In cosa si distingue la cucina italiana di alto livello rispetto a quella francese?

«La cucina francese e quella italiana sono due mondi diversi fra loro, se vogliamo metterla sulla dimensione territoriale. I francesi sono stati i primi a codificare in maniera precisa e codificabile i loro piatti canonici. L’Italia, dall’alto della cifra stilistica che la distingue,  con la sua vasta biodiversità e il nostro retaggio storico culturale, frutto di commistioni storiche che si sono susseguite nel corso dei tempi, ha fatto sì che si sviluppasse tutta una cucina piena di contaminazioni. Noi siamo il ricettario dei campanili e dei quartieri. Riuscire a discernere quale sia la vera ricetta autentica del tortellino è molto difficile. Questo può diventare un oggetto di discussione… I francesi sono riusciti a codificare molto meglio i loro prodotti. Loro sono molto forti nel riconoscere il valore che ha un prodotto e lo sanno valorizzare. Il più grande cuoco francese ha spiegato che gli italiani avrebbero superato la cucina francese quando si sarebbero resi conto della grandezza dei loro prodotti. Motivo per cui la grande biodiversità italiana rappresenta un vanto. Questo non significa che la cucina francese non mutui tecniche e prodotti dal punto di vista storico culturale nati da diverse commistioni: il celebre macaron, prodotto iconico della pasticceria francese, in realtà fu inventato da un pasticcere italiano che lavorava alla corte di Francia e che riuscì a ottenere un gran  risultato dalla lavorazione della farina di mandorle. Dunque sono sempre due mondi ben distinti (codifica, rigore francese e la tecnica sono tipici) che si influenzano».

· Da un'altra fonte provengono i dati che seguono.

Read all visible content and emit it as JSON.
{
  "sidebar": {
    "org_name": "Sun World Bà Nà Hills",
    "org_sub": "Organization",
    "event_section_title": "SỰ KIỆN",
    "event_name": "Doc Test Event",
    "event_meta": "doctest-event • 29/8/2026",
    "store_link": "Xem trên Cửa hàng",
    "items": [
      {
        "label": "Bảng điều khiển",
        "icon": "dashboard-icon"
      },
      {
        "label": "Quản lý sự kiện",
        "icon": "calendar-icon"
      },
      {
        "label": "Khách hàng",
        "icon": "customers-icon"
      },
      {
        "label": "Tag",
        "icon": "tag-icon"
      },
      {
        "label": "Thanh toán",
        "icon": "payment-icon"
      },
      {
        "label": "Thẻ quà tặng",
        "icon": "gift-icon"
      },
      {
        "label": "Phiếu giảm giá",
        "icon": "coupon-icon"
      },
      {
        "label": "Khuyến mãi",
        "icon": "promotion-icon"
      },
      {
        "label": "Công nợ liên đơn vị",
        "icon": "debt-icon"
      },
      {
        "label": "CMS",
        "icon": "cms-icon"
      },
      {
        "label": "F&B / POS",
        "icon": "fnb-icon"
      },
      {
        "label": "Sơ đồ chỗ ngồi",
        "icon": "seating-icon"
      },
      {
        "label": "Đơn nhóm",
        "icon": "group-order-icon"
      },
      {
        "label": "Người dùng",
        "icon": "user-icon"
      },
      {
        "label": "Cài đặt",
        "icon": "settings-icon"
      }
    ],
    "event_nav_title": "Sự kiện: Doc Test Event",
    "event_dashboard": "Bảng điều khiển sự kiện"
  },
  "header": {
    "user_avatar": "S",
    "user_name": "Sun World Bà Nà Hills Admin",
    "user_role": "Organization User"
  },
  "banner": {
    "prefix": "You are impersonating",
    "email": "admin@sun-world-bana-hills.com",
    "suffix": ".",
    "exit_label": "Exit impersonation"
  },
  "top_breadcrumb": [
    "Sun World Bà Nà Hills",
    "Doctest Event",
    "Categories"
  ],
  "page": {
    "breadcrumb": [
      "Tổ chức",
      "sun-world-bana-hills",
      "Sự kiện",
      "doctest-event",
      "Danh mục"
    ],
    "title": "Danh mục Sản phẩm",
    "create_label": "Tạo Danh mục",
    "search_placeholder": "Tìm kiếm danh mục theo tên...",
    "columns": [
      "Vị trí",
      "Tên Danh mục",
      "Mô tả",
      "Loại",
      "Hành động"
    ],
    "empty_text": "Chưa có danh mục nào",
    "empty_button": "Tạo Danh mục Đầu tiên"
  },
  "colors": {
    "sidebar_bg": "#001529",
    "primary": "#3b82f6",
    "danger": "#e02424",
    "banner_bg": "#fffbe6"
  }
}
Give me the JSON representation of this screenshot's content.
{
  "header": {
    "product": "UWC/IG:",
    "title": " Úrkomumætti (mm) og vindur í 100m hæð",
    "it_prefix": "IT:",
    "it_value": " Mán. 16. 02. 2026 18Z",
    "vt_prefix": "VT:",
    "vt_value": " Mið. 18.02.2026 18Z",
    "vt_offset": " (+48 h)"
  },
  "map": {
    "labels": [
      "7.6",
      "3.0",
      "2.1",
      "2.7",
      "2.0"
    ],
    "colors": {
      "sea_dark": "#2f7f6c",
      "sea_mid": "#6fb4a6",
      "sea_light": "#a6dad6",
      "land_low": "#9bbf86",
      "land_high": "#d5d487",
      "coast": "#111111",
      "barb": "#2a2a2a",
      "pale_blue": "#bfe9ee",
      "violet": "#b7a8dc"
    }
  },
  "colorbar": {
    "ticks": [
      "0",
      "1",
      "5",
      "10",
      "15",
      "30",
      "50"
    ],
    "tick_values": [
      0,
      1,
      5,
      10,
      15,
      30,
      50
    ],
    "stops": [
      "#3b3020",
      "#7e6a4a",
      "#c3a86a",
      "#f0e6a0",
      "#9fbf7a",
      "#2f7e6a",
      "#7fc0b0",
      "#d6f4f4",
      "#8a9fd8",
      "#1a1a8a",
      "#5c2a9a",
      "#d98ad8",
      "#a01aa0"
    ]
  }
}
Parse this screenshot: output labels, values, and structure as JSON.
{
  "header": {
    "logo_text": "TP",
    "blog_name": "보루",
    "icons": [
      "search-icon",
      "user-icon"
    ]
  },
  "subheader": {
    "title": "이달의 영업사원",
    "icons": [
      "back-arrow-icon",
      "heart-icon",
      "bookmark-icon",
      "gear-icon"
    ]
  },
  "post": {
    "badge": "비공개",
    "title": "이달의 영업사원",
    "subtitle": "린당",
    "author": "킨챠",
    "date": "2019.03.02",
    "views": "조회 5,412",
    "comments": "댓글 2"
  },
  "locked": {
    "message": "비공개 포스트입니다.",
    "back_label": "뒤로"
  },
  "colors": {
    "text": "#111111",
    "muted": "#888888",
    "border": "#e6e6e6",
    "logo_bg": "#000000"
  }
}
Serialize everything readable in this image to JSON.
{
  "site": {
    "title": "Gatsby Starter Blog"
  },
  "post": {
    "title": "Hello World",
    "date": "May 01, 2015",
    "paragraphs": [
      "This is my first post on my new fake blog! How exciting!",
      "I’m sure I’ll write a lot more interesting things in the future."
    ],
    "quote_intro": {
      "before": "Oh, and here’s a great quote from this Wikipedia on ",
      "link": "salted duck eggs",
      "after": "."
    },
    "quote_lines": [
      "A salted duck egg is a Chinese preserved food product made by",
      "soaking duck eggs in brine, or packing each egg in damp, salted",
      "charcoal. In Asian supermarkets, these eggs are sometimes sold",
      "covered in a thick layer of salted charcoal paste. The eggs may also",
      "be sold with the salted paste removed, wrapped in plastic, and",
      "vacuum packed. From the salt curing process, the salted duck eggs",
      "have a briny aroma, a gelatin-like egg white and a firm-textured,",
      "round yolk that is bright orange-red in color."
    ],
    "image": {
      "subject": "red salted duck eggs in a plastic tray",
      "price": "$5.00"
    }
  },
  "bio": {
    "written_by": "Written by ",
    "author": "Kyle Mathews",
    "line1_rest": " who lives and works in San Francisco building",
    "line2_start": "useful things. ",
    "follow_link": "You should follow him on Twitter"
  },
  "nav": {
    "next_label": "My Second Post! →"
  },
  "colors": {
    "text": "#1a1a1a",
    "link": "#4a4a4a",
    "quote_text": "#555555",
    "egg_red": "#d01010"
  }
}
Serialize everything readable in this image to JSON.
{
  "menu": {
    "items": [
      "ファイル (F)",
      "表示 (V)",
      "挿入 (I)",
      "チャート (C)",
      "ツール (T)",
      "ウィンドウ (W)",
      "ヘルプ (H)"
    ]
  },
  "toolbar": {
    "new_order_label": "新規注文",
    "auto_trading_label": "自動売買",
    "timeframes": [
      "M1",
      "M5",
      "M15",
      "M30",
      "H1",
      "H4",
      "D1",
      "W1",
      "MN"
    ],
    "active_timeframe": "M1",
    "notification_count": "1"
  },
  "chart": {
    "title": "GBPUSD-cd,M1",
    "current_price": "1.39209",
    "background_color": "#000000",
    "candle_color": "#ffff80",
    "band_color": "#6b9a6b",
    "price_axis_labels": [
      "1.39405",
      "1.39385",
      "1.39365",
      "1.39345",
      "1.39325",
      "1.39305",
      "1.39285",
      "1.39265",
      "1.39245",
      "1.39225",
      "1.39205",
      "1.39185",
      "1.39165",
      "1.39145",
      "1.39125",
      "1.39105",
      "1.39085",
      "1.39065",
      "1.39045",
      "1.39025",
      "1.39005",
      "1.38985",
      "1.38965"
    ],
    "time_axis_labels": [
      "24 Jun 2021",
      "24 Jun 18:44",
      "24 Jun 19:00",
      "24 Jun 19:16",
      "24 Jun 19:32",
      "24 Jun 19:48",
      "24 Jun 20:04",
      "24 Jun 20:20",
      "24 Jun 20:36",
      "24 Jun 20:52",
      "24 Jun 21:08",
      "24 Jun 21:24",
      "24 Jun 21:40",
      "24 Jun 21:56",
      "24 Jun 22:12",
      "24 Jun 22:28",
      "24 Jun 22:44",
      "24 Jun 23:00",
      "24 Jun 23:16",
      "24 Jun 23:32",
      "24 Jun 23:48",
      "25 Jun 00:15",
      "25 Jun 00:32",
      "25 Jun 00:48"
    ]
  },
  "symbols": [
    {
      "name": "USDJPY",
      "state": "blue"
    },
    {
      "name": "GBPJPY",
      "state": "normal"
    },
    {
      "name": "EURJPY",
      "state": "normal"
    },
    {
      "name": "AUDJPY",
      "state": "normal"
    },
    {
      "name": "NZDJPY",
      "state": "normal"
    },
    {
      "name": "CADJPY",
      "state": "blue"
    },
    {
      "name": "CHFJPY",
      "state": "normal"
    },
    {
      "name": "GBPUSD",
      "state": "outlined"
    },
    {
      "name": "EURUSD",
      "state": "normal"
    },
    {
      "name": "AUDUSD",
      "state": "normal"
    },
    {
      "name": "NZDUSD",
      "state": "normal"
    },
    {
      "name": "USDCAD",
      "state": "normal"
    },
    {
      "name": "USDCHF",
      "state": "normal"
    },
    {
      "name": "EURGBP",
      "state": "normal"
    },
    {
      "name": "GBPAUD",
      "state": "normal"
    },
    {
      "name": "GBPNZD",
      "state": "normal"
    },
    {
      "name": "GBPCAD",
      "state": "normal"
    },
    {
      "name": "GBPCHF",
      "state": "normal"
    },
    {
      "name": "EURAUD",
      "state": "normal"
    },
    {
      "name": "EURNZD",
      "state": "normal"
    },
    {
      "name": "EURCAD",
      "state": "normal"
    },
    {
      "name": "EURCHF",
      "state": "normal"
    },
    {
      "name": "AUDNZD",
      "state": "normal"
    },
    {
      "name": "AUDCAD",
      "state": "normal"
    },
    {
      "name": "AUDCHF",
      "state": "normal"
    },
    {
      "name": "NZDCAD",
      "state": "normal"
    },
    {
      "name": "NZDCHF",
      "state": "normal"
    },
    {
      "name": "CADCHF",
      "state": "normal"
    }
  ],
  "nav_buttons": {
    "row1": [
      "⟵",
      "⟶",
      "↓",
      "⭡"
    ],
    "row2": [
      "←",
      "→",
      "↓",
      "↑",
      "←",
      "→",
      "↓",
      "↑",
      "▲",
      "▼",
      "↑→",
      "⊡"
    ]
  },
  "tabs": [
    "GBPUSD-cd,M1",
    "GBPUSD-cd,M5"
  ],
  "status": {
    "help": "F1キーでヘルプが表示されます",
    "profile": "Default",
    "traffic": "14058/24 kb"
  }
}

 ⁠Cosa ne pensa della cucina molecolare?

«È passato il momento della cucina molecolare o cucina tecno-emozionale, che ha fatto parte della storia della gastronomia internazionale. È stata sicuramente una fase che ha permesso di scoprire una multidimensionalità di ingredienti e ricette».

Qual è la cucina del futuro?

«Al momento stiamo osservando una rinascita della trattoria, della cucina di casseruole: l’Italia è un paese delle grandi cotture delle ‘stufature’. Ci siamo resi conto che queste trattorie e osterie avevano moltissimo da raccontare. Però mi sento di dire che la cucina italiana contemporanea stellata sta vivendo una bellissima fase di intraprendenza da parte di moltissimi giovani che attraverso la tecnica e la consapevolezza del prodotto autentico nella sua parte tradizionale hanno saputo poi esprimerla in una visione contemporanea. Quindi assistiamo a entrambe le due esplosioni positive».